Amerikas größte
Computerspiele-Messe E3 will dem radikalen Abwärtssog der vergangenen Jahre entkommen. In der kommenden Woche will die Messe endlich wieder kraftvoll durchstarten und eine zumindest vergleichsweise glanzvolle Größe erreichen - mit rund 40.000 Besuchern. Weltpremieren wie der neue
iPod-Herausforderer Zune HD von Microsoft sollen dazu beitragen, der E3 ein gelungenes Comeback zu bescheren.
Drastischer Besucherrückgang
Schließlich waren 2006 noch 60.000 Spielefans zur E3 gekommen. Doch nach einer radikalen Umstellung des Messekonzepts, das nur noch Fachpublikum vorsah, hatte die einstige Leitmesse zuletzt nur noch 5.000 Besucher gezählt, ein Jahr zuvor waren sogar nur etwa 3.000 Experten gekommen.

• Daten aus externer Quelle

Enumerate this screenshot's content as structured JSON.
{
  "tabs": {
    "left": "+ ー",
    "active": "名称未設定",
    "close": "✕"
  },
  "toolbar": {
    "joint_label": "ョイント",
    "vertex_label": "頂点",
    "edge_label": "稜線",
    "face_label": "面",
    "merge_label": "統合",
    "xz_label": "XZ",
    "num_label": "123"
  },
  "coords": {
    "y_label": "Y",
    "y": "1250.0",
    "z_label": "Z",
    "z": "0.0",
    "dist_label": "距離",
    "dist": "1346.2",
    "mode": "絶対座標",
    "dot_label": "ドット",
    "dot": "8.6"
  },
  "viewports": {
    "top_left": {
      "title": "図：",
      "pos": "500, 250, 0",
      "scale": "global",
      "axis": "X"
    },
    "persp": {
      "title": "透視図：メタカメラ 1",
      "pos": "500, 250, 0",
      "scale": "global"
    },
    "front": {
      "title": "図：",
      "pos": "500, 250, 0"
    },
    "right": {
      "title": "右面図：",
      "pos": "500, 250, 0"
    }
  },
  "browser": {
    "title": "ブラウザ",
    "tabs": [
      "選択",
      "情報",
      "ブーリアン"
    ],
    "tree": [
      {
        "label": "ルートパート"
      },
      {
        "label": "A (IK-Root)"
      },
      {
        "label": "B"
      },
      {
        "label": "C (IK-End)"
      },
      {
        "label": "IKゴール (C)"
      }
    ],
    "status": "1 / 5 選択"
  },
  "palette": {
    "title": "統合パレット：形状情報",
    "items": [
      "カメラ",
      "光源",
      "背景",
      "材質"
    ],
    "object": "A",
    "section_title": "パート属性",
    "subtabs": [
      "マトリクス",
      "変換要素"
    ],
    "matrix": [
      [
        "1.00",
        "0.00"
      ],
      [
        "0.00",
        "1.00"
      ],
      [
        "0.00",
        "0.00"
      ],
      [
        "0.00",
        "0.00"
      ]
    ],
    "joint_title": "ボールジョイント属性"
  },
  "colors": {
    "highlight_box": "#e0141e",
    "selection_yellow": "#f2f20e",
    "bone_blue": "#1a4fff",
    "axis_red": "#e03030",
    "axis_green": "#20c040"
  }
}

Die großen Konsolen-Hersteller werden vom 2. bis 4. Juni den Fokus vor allem auf neue Spieletitel legen. "Die Inhalte bestimmen unser Geschäft", sagte Uwe Bassendowski, Deutschland-Chef von Sony Computer Entertainment. Dank neuer Spielekonzepte und Gesellschaftsspiele wie "Singstar" und "Buzz" sei die Zielgruppe für die Playstation in den vergangenen Jahren bereits erheblich jünger - und weiblicher - geworden.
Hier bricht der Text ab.